Charles Michel a par ailleurs appelé à faire une distinction entre les négociations intrabelges et la position de la Belgique défendue à la COP 21 à Paris à l'égard de laquelle "il n'est pas juste de dire qu'elle est ridicule". M. Michel a notamment une nouvelle fois suggéré que la remise d'un prix fossile par les ONG à la Belgique pour la qualité de sa politique climatique a été orchestrée, alors qu'un proche du sp.a en est à l'initiative.

Mais pour le chef de groupe Ecolo Groen Jean-Marc Nollet, c'est précisément le "manque d'ambition" de la Belgique à Paris qu'il convient de souligner aujourd'hui. Ce dernier a notamment opposé les 50 millions d'euros (contre 95 millions en 2015) de participation belge au financement international de la lutte contre le réchauffement à l'horizon 2020 aux 500 millions d'euros annoncés par la Suède, un pays à la population comparable.

Le député Egbert Lachaert (Open Vld) a dénoncé le "mauvais théâtre" qui s'est joué jeudi au parlement en renvoyant dos à dos le fédéral et les entités fédérées à leurs responsabilités. Au nom de son groupe, il a dit attendre une stratégie énergie à long terme en vue notamment de préparer la sortie du nucléaire.

Charles Michel appelle à "garder son sang-froid"

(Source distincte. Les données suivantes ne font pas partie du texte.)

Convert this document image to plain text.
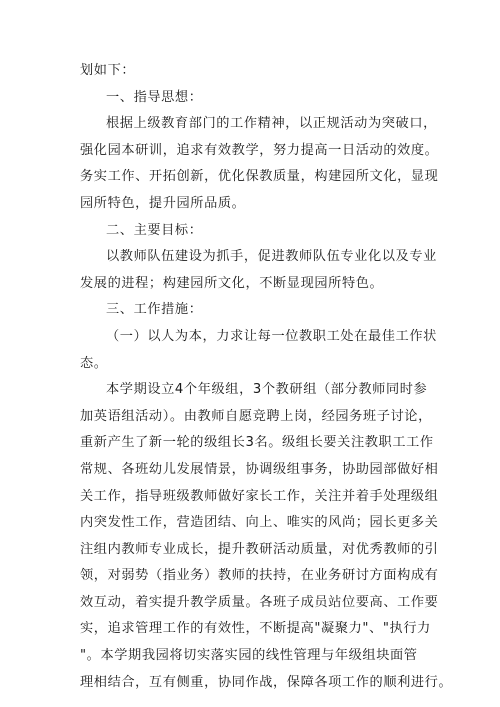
划如下：
一、指导思想：
根据上级教育部门的工作精神，以正规活动为突破口，
强化园本研训，追求有效教学，努力提高一日活动的效度。
务实工作、开拓创新，优化保教质量，构建园所文化，显现
园所特色，提升园所品质。
二、主要目标：
以教师队伍建设为抓手，促进教师队伍专业化以及专业
发展的进程；构建园所文化，不断显现园所特色。
三、工作措施：
（一）以人为本，力求让每一位教职工处在最佳工作状
态。
本学期设立4个年级组，3个教研组（部分教师同时参
加英语组活动）。由教师自愿竞聘上岗，经园务班子讨论，
重新产生了新一轮的级组长3名。级组长要关注教职工工作
常规、各班幼儿发展情景，协调级组事务，协助园部做好相
关工作，指导班级教师做好家长工作，关注并着手处理级组
内突发性工作，营造团结、向上、唯实的风尚；园长更多关
注组内教师专业成长，提升教研活动质量，对优秀教师的引
领，对弱势（指业务）教师的扶持，在业务研讨方面构成有
效互动，着实提升教学质量。各班子成员站位要高、工作要
实，追求管理工作的有效性，不断提高"凝聚力"、"执行力
"。本学期我园将切实落实园的线性管理与年级组块面管
理相结合，互有侧重，协同作战，保障各项工作的顺利进行。
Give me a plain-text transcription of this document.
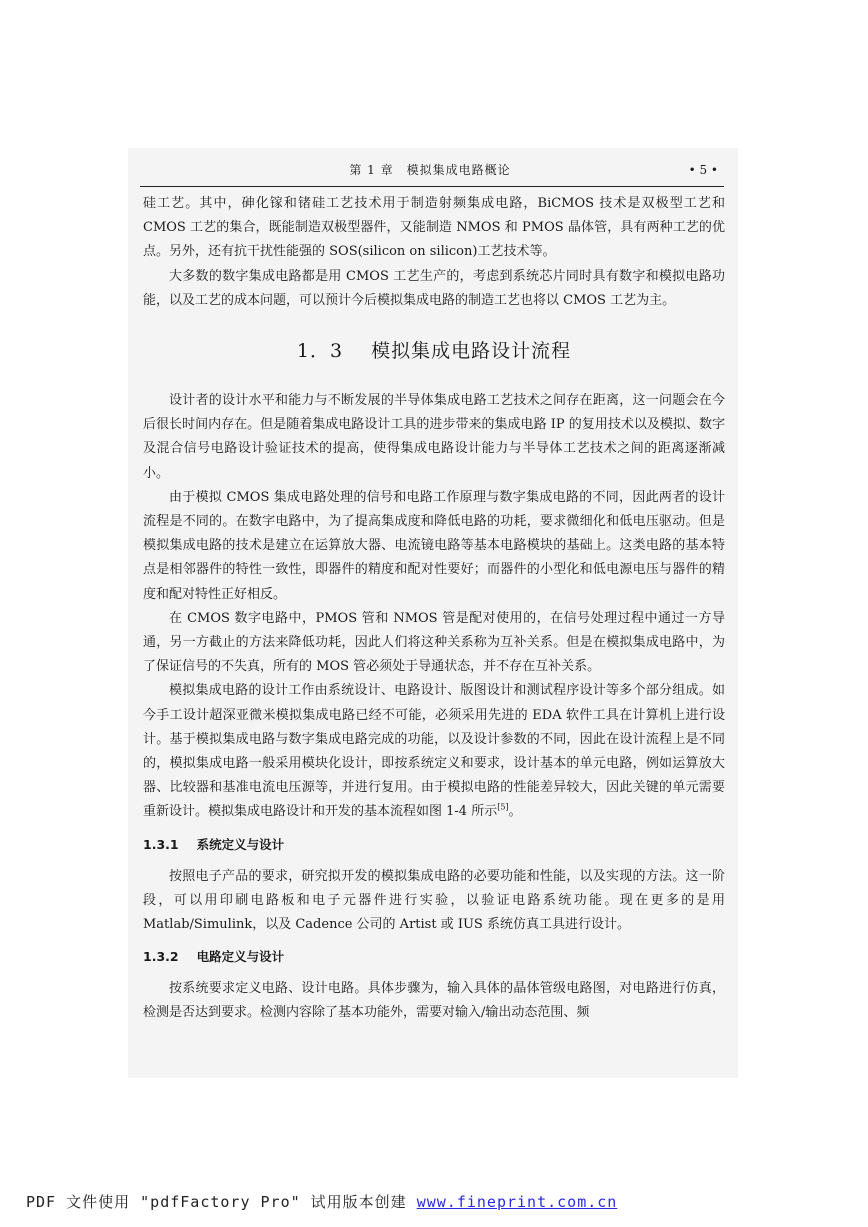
第 1 章　模拟集成电路概论	• 5 •

硅工艺。其中，砷化镓和锗硅工艺技术用于制造射频集成电路，BiCMOS 技术是双极型工艺和 CMOS 工艺的集合，既能制造双极型器件，又能制造 NMOS 和 PMOS 晶体管，具有两种工艺的优点。另外，还有抗干扰性能强的 SOS(silicon on silicon)工艺技术等。

大多数的数字集成电路都是用 CMOS 工艺生产的，考虑到系统芯片同时具有数字和模拟电路功能，以及工艺的成本问题，可以预计今后模拟集成电路的制造工艺也将以 CMOS 工艺为主。

1．3 模拟集成电路设计流程

设计者的设计水平和能力与不断发展的半导体集成电路工艺技术之间存在距离，这一问题会在今后很长时间内存在。但是随着集成电路设计工具的进步带来的集成电路 IP 的复用技术以及模拟、数字及混合信号电路设计验证技术的提高，使得集成电路设计能力与半导体工艺技术之间的距离逐渐减小。

由于模拟 CMOS 集成电路处理的信号和电路工作原理与数字集成电路的不同，因此两者的设计流程是不同的。在数字电路中，为了提高集成度和降低电路的功耗，要求微细化和低电压驱动。但是模拟集成电路的技术是建立在运算放大器、电流镜电路等基本电路模块的基础上。这类电路的基本特点是相邻器件的特性一致性，即器件的精度和配对性要好；而器件的小型化和低电源电压与器件的精度和配对特性正好相反。

在 CMOS 数字电路中，PMOS 管和 NMOS 管是配对使用的，在信号处理过程中通过一方导通，另一方截止的方法来降低功耗，因此人们将这种关系称为互补关系。但是在模拟集成电路中，为了保证信号的不失真，所有的 MOS 管必须处于导通状态，并不存在互补关系。

模拟集成电路的设计工作由系统设计、电路设计、版图设计和测试程序设计等多个部分组成。如今手工设计超深亚微米模拟集成电路已经不可能，必须采用先进的 EDA 软件工具在计算机上进行设计。基于模拟集成电路与数字集成电路完成的功能，以及设计参数的不同，因此在设计流程上是不同的，模拟集成电路一般采用模块化设计，即按系统定义和要求，设计基本的单元电路，例如运算放大器、比较器和基准电流电压源等，并进行复用。由于模拟电路的性能差异较大，因此关键的单元需要重新设计。模拟集成电路设计和开发的基本流程如图 1-4 所示[5]。

1.3.1 系统定义与设计

按照电子产品的要求，研究拟开发的模拟集成电路的必要功能和性能，以及实现的方法。这一阶段，可以用印刷电路板和电子元器件进行实验，以验证电路系统功能。现在更多的是用 Matlab/Simulink，以及 Cadence 公司的 Artist 或 IUS 系统仿真工具进行设计。

1.3.2 电路定义与设计

按系统要求定义电路、设计电路。具体步骤为，输入具体的晶体管级电路图，对电路进行仿真，检测是否达到要求。检测内容除了基本功能外，需要对输入/输出动态范围、频

PDF 文件使用 "pdfFactory Pro" 试用版本创建 www.fineprint.com.cn
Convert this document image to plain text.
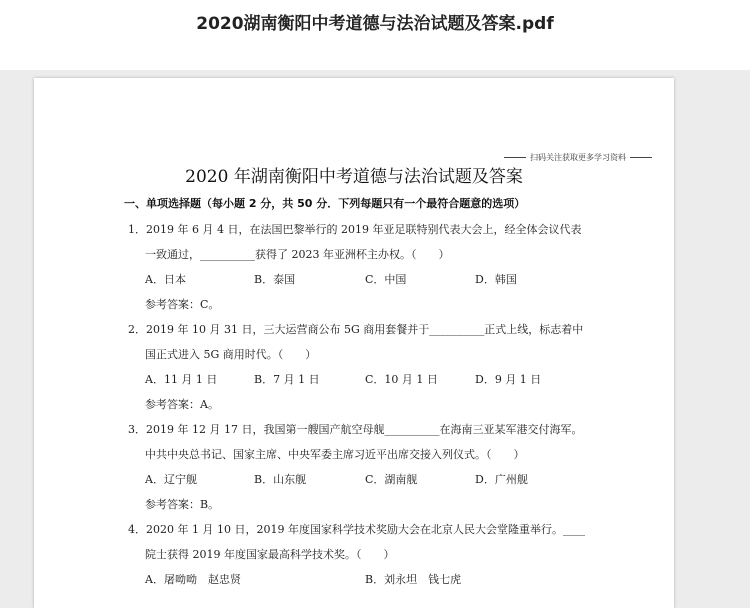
2020湖南衡阳中考道德与法治试题及答案.pdf
扫码关注获取更多学习资料
2020 年湖南衡阳中考道德与法治试题及答案
一、单项选择题（每小题 2 分，共 50 分．下列每题只有一个最符合题意的选项）
1．2019 年 6 月 4 日，在法国巴黎举行的 2019 年亚足联特别代表大会上，经全体会议代表
一致通过，__________获得了 2023 年亚洲杯主办权。（　　）
A．日本	B．泰国	C．中国	D．韩国
参考答案：C。
2．2019 年 10 月 31 日，三大运营商公布 5G 商用套餐并于__________正式上线，标志着中
国正式进入 5G 商用时代。（　　）
A．11 月 1 日	B．7 月 1 日	C．10 月 1 日	D．9 月 1 日
参考答案：A。
3．2019 年 12 月 17 日，我国第一艘国产航空母舰__________在海南三亚某军港交付海军。
中共中央总书记、国家主席、中央军委主席习近平出席交接入列仪式。（　　）
A．辽宁舰	B．山东舰	C．湖南舰	D．广州舰
参考答案：B。
4．2020 年 1 月 10 日，2019 年度国家科学技术奖励大会在北京人民大会堂隆重举行。____
院士获得 2019 年度国家最高科学技术奖。（　　）
A．屠呦呦　赵忠贤	B．刘永坦　钱七虎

Le Premier ministre Charles Michel a appelé jeudi soir à "garder son sang-froid dans l'intérêt du climat" après cet échange tendu via dépêches Belga avec le ministre-président wallon Paul Magnette au sujet de la responsabilité du dernier échec dans la négociation sur la répartition de l'effort climatique. Selon le Premier ministre, "avec un peu de bonne volonté, on doit pouvoir trouver un accord au plus tard avant la fin de la COP 21 à Paris".

"J'appelle plus que jamais l'ensemble des représentants des gouvernements respectifs à prendre pleinement leurs responsabilités", a indiqué jeudi soir Charles Michel à l'agence Belga. "Tout est sur la table, le travail technique a eu lieu. Il y a eu de nombreuses propositions et contre-propositions durant ces derniers jours", a-t-il précisé, rappelant l'intérêt de "tous les Wallons et tous les Flamands à trouver un accord entre les différentes entités".

Une réunion a lieu demain matin vendredi entre les différents cabinets ministériels concernés.